Çay keyfi için İkinci kattaki dairemizin balkonuna çıkıyoruz. Balkonumuzda görsel bir şölen var. Şelaleli havuzları ile dünyadaki cennetlerden birini andıran otel bahçesi bizi kendimizden geçiriyor. Ayrıca balkonumuz Endülüs’ün sıcak denizine de bakıyor. Görüş alanımızda bir de asma köprü bulunuyor.

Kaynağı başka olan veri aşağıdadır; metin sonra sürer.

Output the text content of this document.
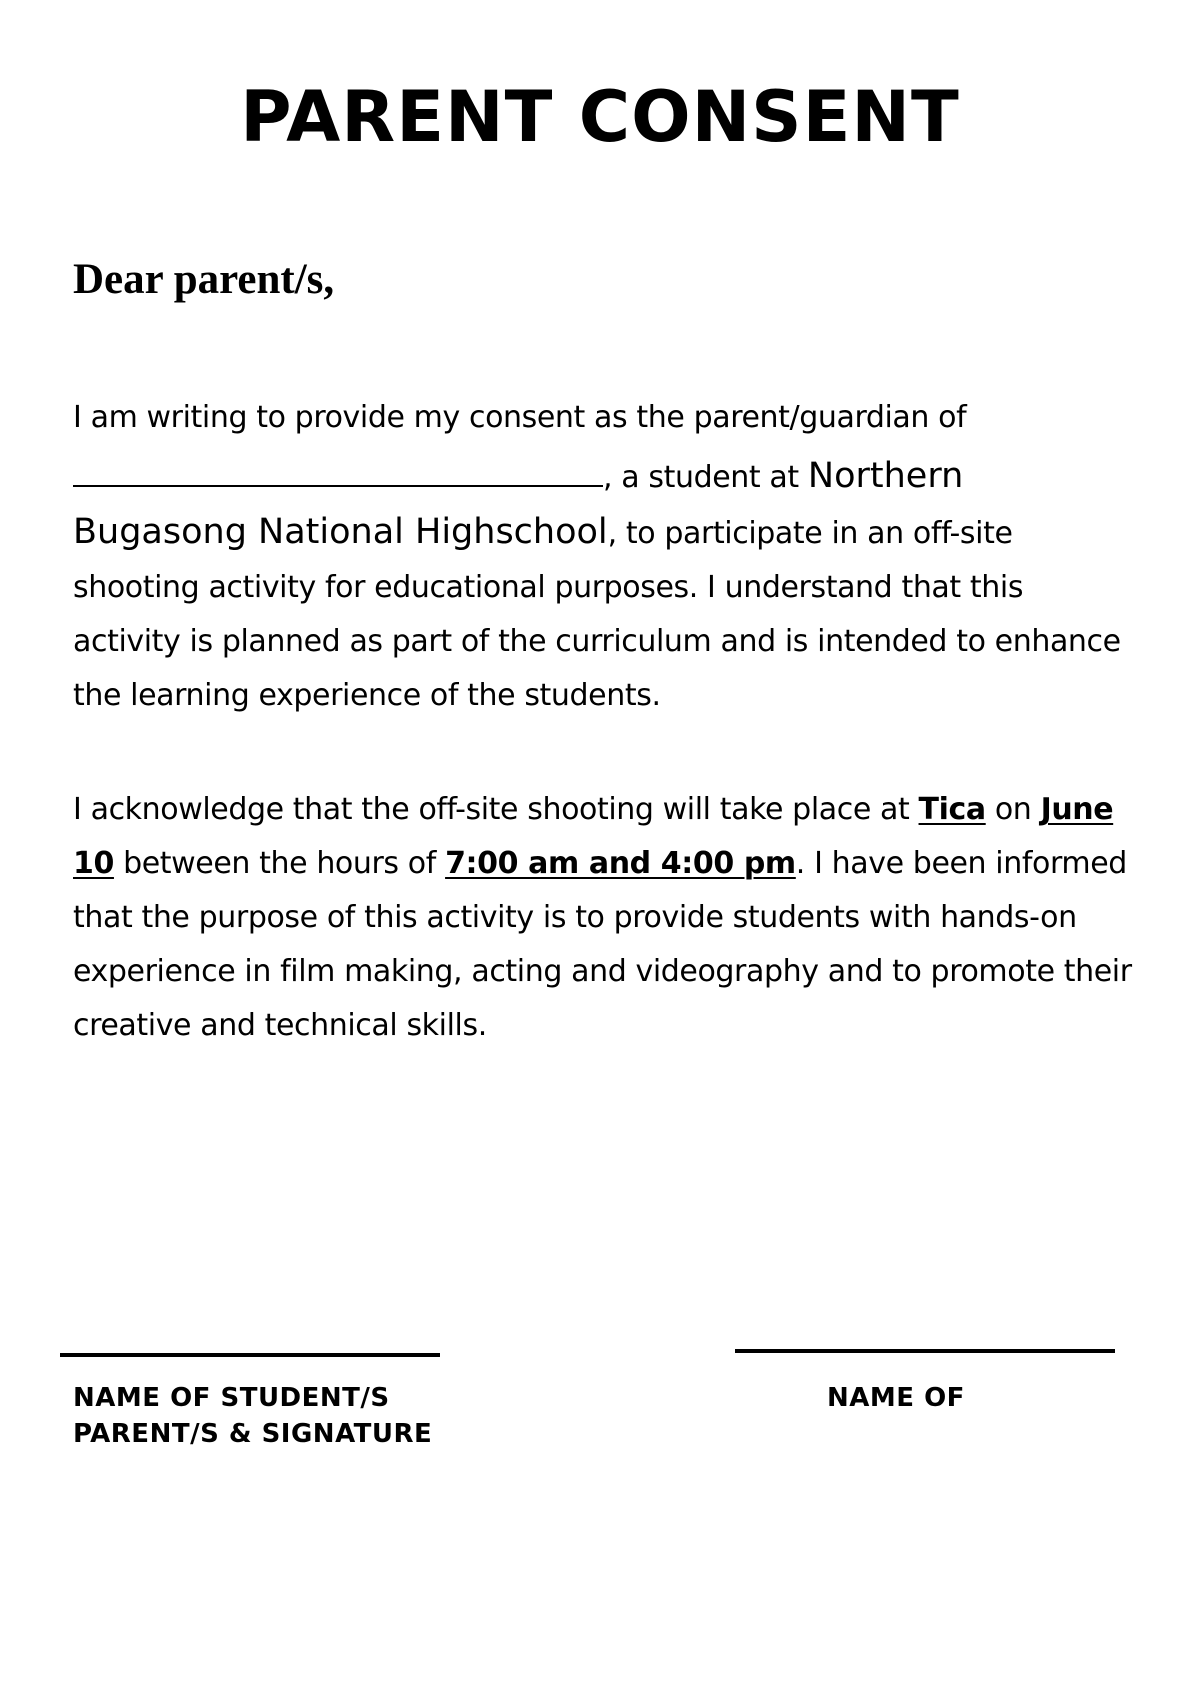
PARENT CONSENT

Dear parent/s,

I am writing to provide my consent as the parent/guardian of
, a student at Northern Bugasong National Highschool, to participate in an off-site shooting activity for educational purposes. I understand that this activity is planned as part of the curriculum and is intended to enhance the learning experience of the students.

I acknowledge that the off-site shooting will take place at Tica on June 10 between the hours of 7:00 am and 4:00 pm. I have been informed that the purpose of this activity is to provide students with hands-on experience in film making, acting and videography and to promote their creative and technical skills.

NAME OF STUDENT/S
PARENT/S & SIGNATURE
NAME OF
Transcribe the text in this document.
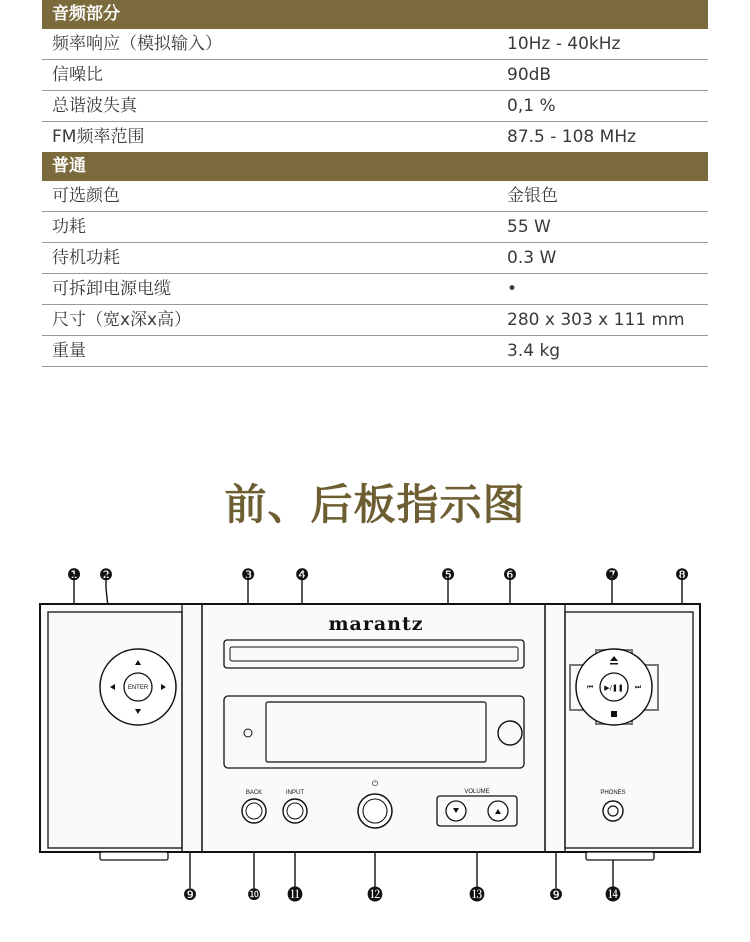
音频部分
频率响应（模拟输入）	10Hz - 40kHz
信噪比	90dB
总谐波失真	0,1 %
FM频率范围	87.5 - 108 MHz
普通
可选颜色	金银色
功耗	55 W
待机功耗	0.3 W
可拆卸电源电缆	•
尺寸（宽x深x高）	280 x 303 x 111 mm
重量	3.4 kg
前、后板指示图
marantz
ENTER	▶/❚❚
⏮	⏭
BACK	INPUT
⏻
VOLUME	PHONES
❶ ❷	❸ ❹	❺	❻	❼	❽
❾	❿ ⓫	⓬	⓭	❾	⓮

Çay keyfinden sonra Puerto Banus’u tanımak ve alış veriş yapmak için çıkıyoruz. Bir gün önce, yaklaşık bir km uzaklıktaki Hipercor Centro Comercial Costa Marbella adlı alış veriş merkezinin yerini öğrenmiştim. Görsel bir şölen oluşturan otel bahçesine iniyoruz.
Çağlayanlı havuzlarını ve egzotik bitki örtüsünü gözden geçirip anı fotoğraflarımızı çekiyoruz. Bahçeden kıyı bölgesine çıkıyor ve sahile doğru yürüyoruz.
Otelin doğusunda, bizim solumuzda denize ulaşımı engellenmiş bir ırmak var. Irmağın deniz ulaşımı engellenerek sulak bir alan ve bu alanda sazlıkların oluşumu sağlanmış. Kuşların ve ekosistemdeki diğer canlıların yaşam alanları oluşturulmuş. Üzerindeki asma köprüyü geçtikten sonra Marbella’ya ulaşımı sağlayan 7 km’lik bir yaya ve bisiklet yolu var.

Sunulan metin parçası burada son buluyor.